LOCATION: I spent a ridiculous amount to time trying to figure out where our apartment rental was in relation to the main areas of town. It was really difficult to tell how high up it was and how close it would be to everything. Turns out, it wasn’t marked correctly on Google Maps. HA! I would probably recommend staying in Positano town if it’s your first visit (ie. not in Nocelle or a neighboring village.) This way, everything is within walking/climbing distance and you can get a real feel for the town. Clearly, this town requires a certain amount of mobility. We managed to do it with an 11 month old, 8 + 10 year old — but it would be really challenging for some people. I’d also recommend you bring as little luggage as possible. There’s a great chance that you’ll have to haul it up or down stairs to get to your place (or pay a porter to do it for you). Second, make sure you have a view of the sea. It’s a lovely reward after all the stairs!
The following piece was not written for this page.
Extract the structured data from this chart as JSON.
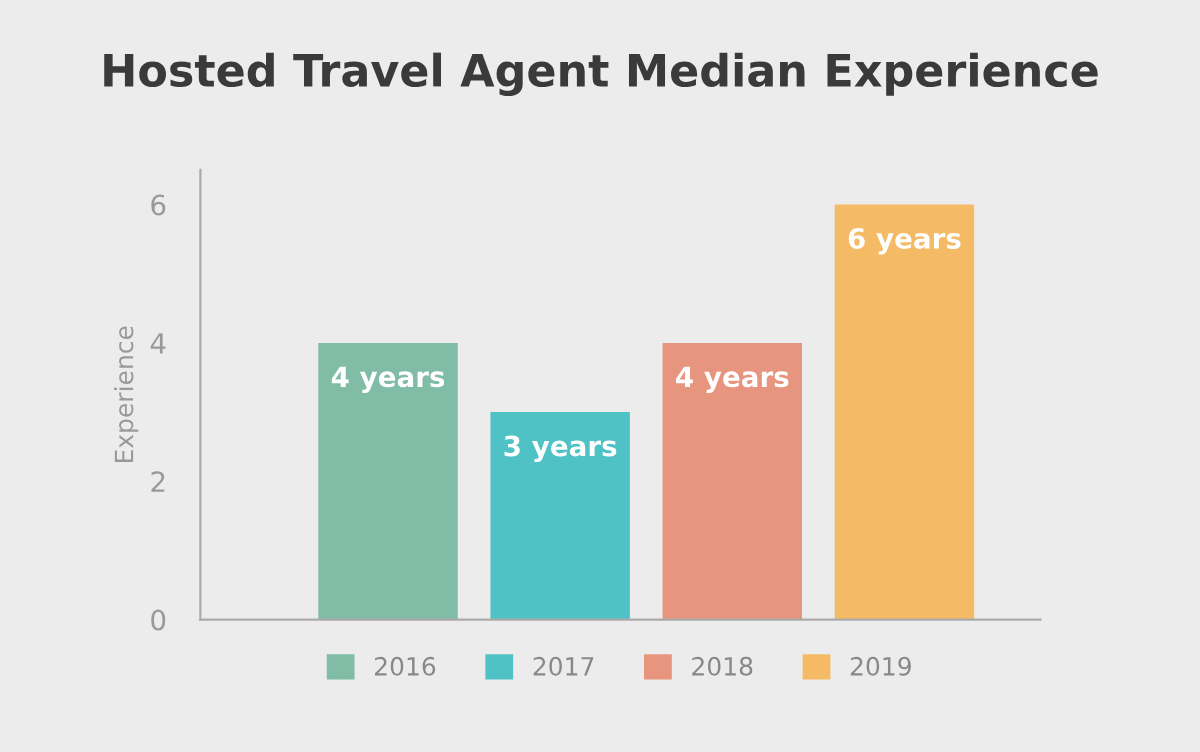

LODGING: I never bother looking at hotels because most can’t fit our family, so I spent hours perusing Airbnb, VRBO, Summer In Italy, Owner Direct, etc. until I managed to find a place. I would link to the apartment we stayed in, but it’s no longer listed. 🙁 Either way, know that Positano books up quickly during the high (summer) season, so it’s important to book as early as possible! 
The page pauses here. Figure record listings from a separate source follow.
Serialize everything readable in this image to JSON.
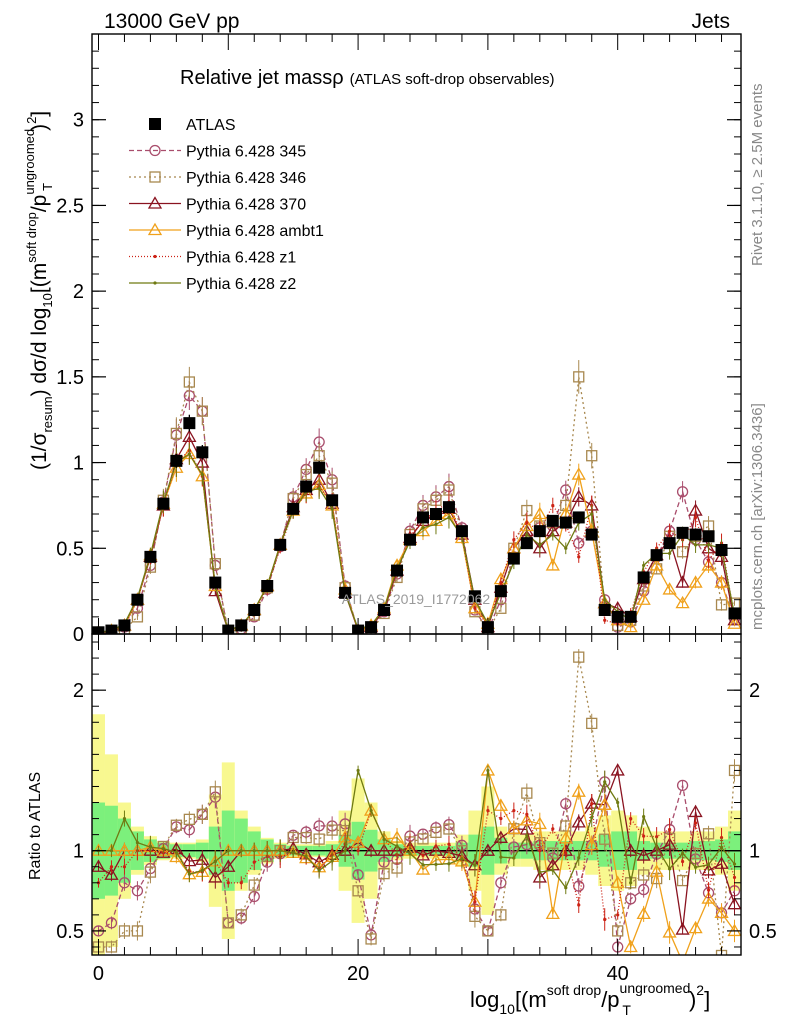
{
  "header": {
    "energy_label": "13000 GeV pp",
    "category_label": "Jets",
    "title_main": "Relative jet mass",
    "title_rho": "ρ",
    "title_sub": "(ATLAS soft-drop observables)",
    "watermark": "ATLAS_2019_I1772062",
    "side_rivet": "Rivet 3.1.10, ≥ 2.5M events",
    "side_mcplots": "mcplots.cern.ch [arXiv:1306.3436]",
    "ratio_ylabel": "Ratio to ATLAS"
  },
  "axis_labels": {
    "y_prefix": "(1/σ",
    "y_prefix_sub": "resum",
    "y_mid": ") dσ/d log",
    "y_mid_sub": "10",
    "y_open": "[(m",
    "y_m_sup": "soft drop",
    "y_slash": "/p",
    "y_p_sup": "ungroomed",
    "y_p_sub": "T",
    "y_close": ")",
    "y_sq": "2",
    "y_end": "]",
    "x_prefix": "log",
    "x_prefix_sub": "10",
    "x_open": "[(m",
    "x_m_sup": "soft drop",
    "x_slash": "/p",
    "x_p_sup": "ungroomed",
    "x_p_sub": "T",
    "x_close": ")",
    "x_sq": "2",
    "x_end": "]"
  },
  "colors": {
    "data": "#000000",
    "s345": "#a94d6c",
    "s346": "#a8884f",
    "s370": "#8a1320",
    "ambt1": "#f0a11b",
    "z1": "#cc2215",
    "z2": "#6f7a12",
    "band_inner": "#7cf07c",
    "band_outer": "#f8f890"
  },
  "chart_data": {
    "type": "line",
    "xlim": [
      -0.5,
      49.5
    ],
    "main_ylim": [
      0,
      3.5
    ],
    "ratio_ylim": [
      0.35,
      2.35
    ],
    "main_yticks": [
      0,
      0.5,
      1,
      1.5,
      2,
      2.5,
      3
    ],
    "main_ytick_labels": [
      "0",
      "0.5",
      "1",
      "1.5",
      "2",
      "2.5",
      "3"
    ],
    "ratio_yticks": [
      0.5,
      1,
      2
    ],
    "ratio_ytick_labels": [
      "0.5",
      "1",
      "2"
    ],
    "xticks": [
      0,
      20,
      40
    ],
    "xtick_labels": [
      "0",
      "20",
      "40"
    ],
    "data": {
      "name": "ATLAS",
      "x": [
        0,
        1,
        2,
        3,
        4,
        5,
        6,
        7,
        8,
        9,
        10,
        11,
        12,
        13,
        14,
        15,
        16,
        17,
        18,
        19,
        20,
        21,
        22,
        23,
        24,
        25,
        26,
        27,
        28,
        29,
        30,
        31,
        32,
        33,
        34,
        35,
        36,
        37,
        38,
        39,
        40,
        41,
        42,
        43,
        44,
        45,
        46,
        47,
        48,
        49
      ],
      "y": [
        0.01,
        0.02,
        0.05,
        0.2,
        0.45,
        0.76,
        1.01,
        1.23,
        1.06,
        0.3,
        0.02,
        0.05,
        0.14,
        0.28,
        0.52,
        0.73,
        0.86,
        0.97,
        0.78,
        0.24,
        0.02,
        0.04,
        0.14,
        0.37,
        0.55,
        0.68,
        0.7,
        0.74,
        0.6,
        0.22,
        0.04,
        0.25,
        0.44,
        0.53,
        0.6,
        0.66,
        0.65,
        0.68,
        0.58,
        0.14,
        0.1,
        0.1,
        0.33,
        0.46,
        0.53,
        0.59,
        0.58,
        0.57,
        0.49,
        0.12
      ]
    },
    "series": [
      {
        "name": "Pythia 6.428 345",
        "key": "s345",
        "dash": "5,3",
        "marker": "circle",
        "y": [
          0.005,
          0.011,
          0.04,
          0.15,
          0.4,
          0.77,
          1.16,
          1.39,
          1.3,
          0.4,
          0.011,
          0.029,
          0.1,
          0.26,
          0.51,
          0.8,
          0.96,
          1.12,
          0.9,
          0.28,
          0.017,
          0.019,
          0.13,
          0.35,
          0.6,
          0.75,
          0.8,
          0.86,
          0.62,
          0.14,
          0.02,
          0.2,
          0.45,
          0.55,
          0.62,
          0.63,
          0.84,
          0.53,
          0.6,
          0.2,
          0.04,
          0.07,
          0.25,
          0.45,
          0.6,
          0.83,
          0.55,
          0.42,
          0.3,
          0.09
        ]
      },
      {
        "name": "Pythia 6.428 346",
        "key": "s346",
        "dash": "2,3",
        "marker": "square",
        "y": [
          0.004,
          0.008,
          0.025,
          0.1,
          0.39,
          0.78,
          1.17,
          1.47,
          1.3,
          0.41,
          0.011,
          0.03,
          0.11,
          0.27,
          0.52,
          0.79,
          0.93,
          1.04,
          0.88,
          0.27,
          0.015,
          0.018,
          0.12,
          0.33,
          0.58,
          0.73,
          0.78,
          0.84,
          0.6,
          0.13,
          0.02,
          0.15,
          0.5,
          0.72,
          0.63,
          0.65,
          0.75,
          1.5,
          1.04,
          0.15,
          0.05,
          0.08,
          0.28,
          0.38,
          0.57,
          0.48,
          0.57,
          0.63,
          0.17,
          0.18
        ]
      },
      {
        "name": "Pythia 6.428 370",
        "key": "s370",
        "dash": "",
        "marker": "triangle",
        "y": [
          0.009,
          0.017,
          0.05,
          0.2,
          0.45,
          0.75,
          1.02,
          1.15,
          1.0,
          0.25,
          0.018,
          0.05,
          0.14,
          0.28,
          0.52,
          0.74,
          0.84,
          0.9,
          0.76,
          0.24,
          0.021,
          0.04,
          0.14,
          0.37,
          0.56,
          0.66,
          0.7,
          0.73,
          0.58,
          0.2,
          0.04,
          0.27,
          0.5,
          0.6,
          0.5,
          0.6,
          0.65,
          0.8,
          0.75,
          0.18,
          0.15,
          0.1,
          0.32,
          0.46,
          0.55,
          0.3,
          0.72,
          0.5,
          0.45,
          0.08
        ]
      },
      {
        "name": "Pythia 6.428 ambt1",
        "key": "ambt1",
        "dash": "",
        "marker": "triangle",
        "y": [
          0.01,
          0.02,
          0.05,
          0.2,
          0.46,
          0.76,
          0.97,
          1.05,
          0.92,
          0.28,
          0.02,
          0.05,
          0.14,
          0.28,
          0.52,
          0.72,
          0.82,
          0.87,
          0.75,
          0.26,
          0.021,
          0.05,
          0.15,
          0.4,
          0.55,
          0.6,
          0.66,
          0.7,
          0.56,
          0.15,
          0.06,
          0.32,
          0.5,
          0.63,
          0.7,
          0.4,
          0.7,
          0.93,
          0.6,
          0.18,
          0.08,
          0.04,
          0.2,
          0.4,
          0.26,
          0.18,
          0.3,
          0.4,
          0.3,
          0.06
        ]
      },
      {
        "name": "Pythia 6.428 z1",
        "key": "z1",
        "dash": "1,2",
        "marker": "dot",
        "y": [
          0.008,
          0.018,
          0.045,
          0.2,
          0.45,
          0.75,
          1.0,
          1.07,
          0.92,
          0.28,
          0.016,
          0.04,
          0.13,
          0.27,
          0.5,
          0.72,
          0.82,
          0.86,
          0.76,
          0.25,
          0.02,
          0.05,
          0.15,
          0.36,
          0.57,
          0.66,
          0.72,
          0.77,
          0.57,
          0.15,
          0.05,
          0.3,
          0.55,
          0.65,
          0.6,
          0.75,
          0.64,
          0.45,
          0.75,
          0.08,
          0.06,
          0.12,
          0.36,
          0.5,
          0.6,
          0.55,
          0.68,
          0.43,
          0.53,
          0.1
        ]
      },
      {
        "name": "Pythia 6.428 z2",
        "key": "z2",
        "dash": "",
        "marker": "dot",
        "y": [
          0.01,
          0.02,
          0.06,
          0.21,
          0.46,
          0.77,
          1.0,
          1.05,
          0.93,
          0.28,
          0.02,
          0.05,
          0.14,
          0.28,
          0.52,
          0.72,
          0.83,
          0.85,
          0.73,
          0.24,
          0.03,
          0.05,
          0.15,
          0.38,
          0.54,
          0.62,
          0.64,
          0.68,
          0.57,
          0.2,
          0.06,
          0.24,
          0.42,
          0.58,
          0.52,
          0.58,
          0.5,
          0.65,
          0.7,
          0.2,
          0.13,
          0.08,
          0.4,
          0.47,
          0.47,
          0.58,
          0.52,
          0.52,
          0.5,
          0.11
        ]
      }
    ],
    "band_inner": [
      0.3,
      0.28,
      0.2,
      0.12,
      0.07,
      0.05,
      0.04,
      0.04,
      0.05,
      0.15,
      0.25,
      0.2,
      0.12,
      0.07,
      0.04,
      0.03,
      0.03,
      0.03,
      0.04,
      0.1,
      0.18,
      0.13,
      0.07,
      0.04,
      0.03,
      0.03,
      0.03,
      0.03,
      0.05,
      0.1,
      0.15,
      0.08,
      0.05,
      0.05,
      0.06,
      0.06,
      0.06,
      0.06,
      0.06,
      0.1,
      0.12,
      0.12,
      0.06,
      0.05,
      0.05,
      0.05,
      0.06,
      0.06,
      0.07,
      0.12
    ],
    "band_outer": [
      0.85,
      0.6,
      0.3,
      0.15,
      0.09,
      0.06,
      0.05,
      0.05,
      0.07,
      0.35,
      0.55,
      0.25,
      0.15,
      0.08,
      0.05,
      0.04,
      0.04,
      0.04,
      0.06,
      0.25,
      0.45,
      0.3,
      0.12,
      0.06,
      0.05,
      0.05,
      0.05,
      0.05,
      0.1,
      0.25,
      0.4,
      0.15,
      0.1,
      0.1,
      0.12,
      0.12,
      0.12,
      0.12,
      0.15,
      0.22,
      0.25,
      0.22,
      0.15,
      0.12,
      0.12,
      0.12,
      0.12,
      0.12,
      0.15,
      0.25
    ]
  }
}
FOOD: I made a list of restaurant recommendations prior to leaving and we barely made a dent in it! In the end, we had many of our meals at the beach (Da Adolfo or Da Ferdinando). We ate at Saraceno d’Oro a few times, as it was closest to our rental. Or we kept it simple and picked up mozzarella, bread and tomatoes from the deli and picnicked on our large terrace. Needless to say, we ate well the whole time, even if it wasn’t as I’d expected. (Restaurants on my list: Da Vicenzo, Il Puppeto, Bucca di Bacco, Bar Bruno, Bar Mulino Verde, La Tre Sorelle, the restaurant at il San Pietro, La Tonnarella, La Sponda, Saraceno D’Oro, Cove dei Saraceno, Le Sirenuse, Next2, La Tagliata, Donna Rosa, and La Terra.

KIDS: My children loved Positano. Some of this was because they had friends to play with, but I genuinely believe they enjoyed it for all the same reasons we did. Italy is truly one of the best places to take kids. Italians are so friendly and children are welcome everywhere. Plus, most kids love Italian food. There’s swimming, boats, cliffs to jump off of, gelato, grottos, etc. Sure they grumbled at first about the stairs but soon it became a fun challenge to see who could get to the top first. Like everything, it’s just a matter of getting used to something different. Besides, children are smart — they can sense the mystique and magic just as much as their parents. Sometimes more! My kids give Positano a double thumbs up and are also longing to go back. 


You’ll often hear Positano being called the Jewel of the Amalfi Coast, and rightly so. From the sweeping views of the Tyrrhenian Sea, to the gorgeous and colorful houses perched on the cliffs, to the bougainvillea and ivy covered walls, to the endless, winding stairs that weave through this vertical town — it’s truly hard to beat. There were multiple times where I felt like I’d been plopped into a 1960’s Italian film where beauty abounds and everything is insanely chic and sexy but at the same time deceptively simple. I think Italians have mastered that “un certo non so che.” (ie. Je ne sais quoi!



Perhaps John Steinbeck said it best,

Positano bites deep. It is a dream place that isn’t quite real when you are there and becomes beckoningly real after you have gone. Its houses climb a hill so steep it would be a cliff except that stairs are cut in it. I believe that whereas most house foundations are vertical, in Positano they are horizontal. The small curving bay of unbelievably blue and green water lips gently on a beach of small pebbles. There is only one narrow street and it does not come down to the water. Everything else is stairs, some of them as steep as ladders. You do not walk to visit a friend, you either climb or slide. Nearly always when you find a place as beautiful as Positano, your impulse is to conceal it.”